The Crocker Land Expedition — four years chasing a continent that was never there

In 1913 an American scientific expedition sailed north to reach and explore “Crocker Land,” a vast Arctic landmass that the explorer Robert Peary had reported sighting in 1906 from the far north of the Canadian archipelago. The land did not exist. The party, led by Donald Baxter MacMillan and sponsored by the American Museum of Natural History, the American Geographical Society and the University of Illinois, crossed hundreds of miles of polar sea ice in the spring of 1914 toward a horizon that proved to be a mirage — a Fata Morgana thrown up by the ice — and then could not get home. A succession of relief ships failed or were frozen in, and the men were stranded in northwest Greenland for four years, finally extracted in 1917. One human life was taken on the ice, not by the cold but by a member of the party: the ensign Fitzhugh Green shot dead the Inuit guide Piugaattoq, an experienced hunter who had correctly judged the land to be an illusion.

The expedition’s central error was epistemic. It committed years, money and lives to verifying a sighting that the man who made it appears to have known was false — Peary recorded no land in his diary at the time he later claimed to have seen Crocker Land — and it pressed deep onto breaking spring sea ice in pursuit of an image that the Inuit on the party identified immediately as poojok, mist. The science the expedition gathered along the way, in geology, ethnography and natural history, was substantial and is preserved in major museum collections. But its defining facts are a phantom continent, a four-year stranding, and a killing on the ice for which no one was ever charged.

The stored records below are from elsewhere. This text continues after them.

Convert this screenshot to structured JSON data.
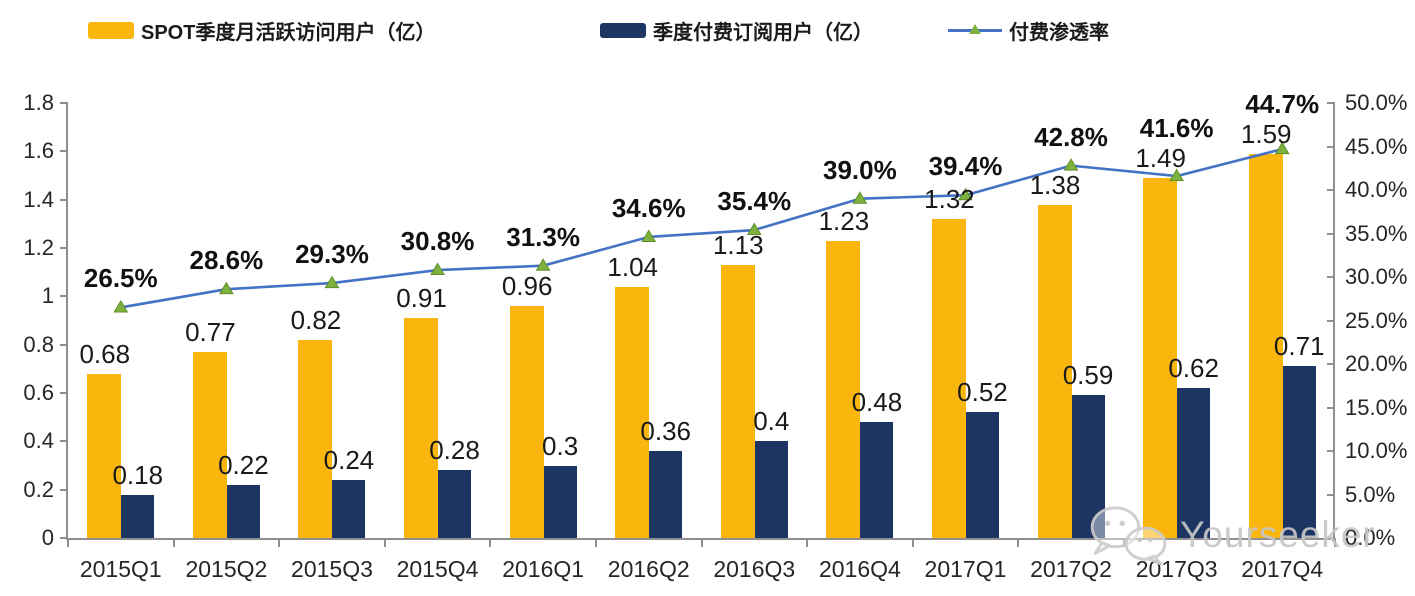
{
  "legend": {
    "items": [
      {
        "label": "SPOT季度月活跃访问用户（亿）",
        "color": "#FBB60D"
      },
      {
        "label": "季度付费订阅用户（亿）",
        "color": "#1C3563"
      },
      {
        "label": "付费渗透率",
        "line_color": "#4472C4",
        "marker_color": "#7EB13F"
      }
    ]
  },
  "chart_data": {
    "type": "bar+line",
    "categories": [
      "2015Q1",
      "2015Q2",
      "2015Q3",
      "2015Q4",
      "2016Q1",
      "2016Q2",
      "2016Q3",
      "2016Q4",
      "2017Q1",
      "2017Q2",
      "2017Q3",
      "2017Q4"
    ],
    "series": [
      {
        "name": "SPOT季度月活跃访问用户（亿）",
        "type": "bar",
        "axis": "left",
        "color": "#FBB60D",
        "values": [
          0.68,
          0.77,
          0.82,
          0.91,
          0.96,
          1.04,
          1.13,
          1.23,
          1.32,
          1.38,
          1.49,
          1.59
        ],
        "labels": [
          "0.68",
          "0.77",
          "0.82",
          "0.91",
          "0.96",
          "1.04",
          "1.13",
          "1.23",
          "1.32",
          "1.38",
          "1.49",
          "1.59"
        ]
      },
      {
        "name": "季度付费订阅用户（亿）",
        "type": "bar",
        "axis": "left",
        "color": "#1C3563",
        "values": [
          0.18,
          0.22,
          0.24,
          0.28,
          0.3,
          0.36,
          0.4,
          0.48,
          0.52,
          0.59,
          0.62,
          0.71
        ],
        "labels": [
          "0.18",
          "0.22",
          "0.24",
          "0.28",
          "0.3",
          "0.36",
          "0.4",
          "0.48",
          "0.52",
          "0.59",
          "0.62",
          "0.71"
        ]
      },
      {
        "name": "付费渗透率",
        "type": "line",
        "axis": "right",
        "color": "#4472C4",
        "marker_color": "#7EB13F",
        "values": [
          26.5,
          28.6,
          29.3,
          30.8,
          31.3,
          34.6,
          35.4,
          39.0,
          39.4,
          42.8,
          41.6,
          44.7
        ],
        "labels": [
          "26.5%",
          "28.6%",
          "29.3%",
          "30.8%",
          "31.3%",
          "34.6%",
          "35.4%",
          "39.0%",
          "39.4%",
          "42.8%",
          "41.6%",
          "44.7%"
        ]
      }
    ],
    "left_axis": {
      "min": 0,
      "max": 1.8,
      "step": 0.2,
      "tick_labels": [
        "0",
        "0.2",
        "0.4",
        "0.6",
        "0.8",
        "1",
        "1.2",
        "1.4",
        "1.6",
        "1.8"
      ]
    },
    "right_axis": {
      "min": 0,
      "max": 50,
      "step": 5,
      "tick_labels": [
        "0.0%",
        "5.0%",
        "10.0%",
        "15.0%",
        "20.0%",
        "25.0%",
        "30.0%",
        "35.0%",
        "40.0%",
        "45.0%",
        "50.0%"
      ]
    },
    "grid": false,
    "legend_position": "top"
  },
  "watermark": {
    "text": "Yourseeker"
  }
}
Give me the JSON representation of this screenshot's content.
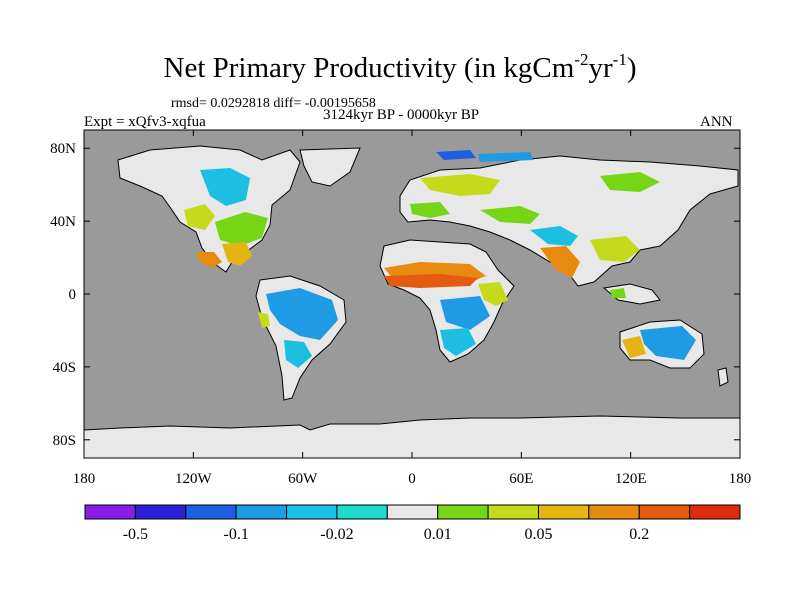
{
  "header": {
    "title_main": "Net Primary Productivity (in kgCm",
    "title_sup1": "-2",
    "title_mid": "yr",
    "title_sup2": "-1",
    "title_end": ")",
    "stats": "rmsd= 0.0292818 diff= -0.00195658",
    "period": "3124kyr BP - 0000kyr BP",
    "experiment": "Expt = xQfv3-xqfua",
    "season": "ANN"
  },
  "map": {
    "projection": "cylindrical equidistant",
    "lon_range": [
      -180,
      180
    ],
    "lat_range": [
      -90,
      90
    ],
    "ocean_color": "#9a9a9a",
    "ice_color": "#e8e8e8",
    "lat_ticks": [
      {
        "value": 80,
        "label": "80N"
      },
      {
        "value": 40,
        "label": "40N"
      },
      {
        "value": 0,
        "label": "0"
      },
      {
        "value": -40,
        "label": "40S"
      },
      {
        "value": -80,
        "label": "80S"
      }
    ],
    "lon_ticks": [
      {
        "value": -180,
        "label": "180"
      },
      {
        "value": -120,
        "label": "120W"
      },
      {
        "value": -60,
        "label": "60W"
      },
      {
        "value": 0,
        "label": "0"
      },
      {
        "value": 60,
        "label": "60E"
      },
      {
        "value": 120,
        "label": "120E"
      },
      {
        "value": 180,
        "label": "180"
      }
    ]
  },
  "colorbar": {
    "colors": [
      "#8a1ee6",
      "#2a1fd6",
      "#1c5fe0",
      "#1f9ae4",
      "#1cbee2",
      "#1fd8d0",
      "#e8e8e8",
      "#76d616",
      "#c4da1a",
      "#e4b410",
      "#e88a10",
      "#e45a10",
      "#e02a10"
    ],
    "labels": [
      {
        "after_box": 1,
        "text": "-0.5"
      },
      {
        "after_box": 3,
        "text": "-0.1"
      },
      {
        "after_box": 5,
        "text": "-0.02"
      },
      {
        "after_box": 7,
        "text": "0.01"
      },
      {
        "after_box": 9,
        "text": "0.05"
      },
      {
        "after_box": 11,
        "text": "0.2"
      }
    ]
  }
}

From a base at Etah, Greenland, the sledging march struck out across the frozen ocean in spring 1914; by 27 April MacMillan had to concede that the land they had followed for days was not there. On the return, having sent Piugaattoq and Green ahead together, Green shot the Inuk hunter and reported him dead. The men then waited out year after year as ships sent to bring them home were turned back or trapped, until Robert Bartlett’s Neptune finally carried the last of them out in 1917.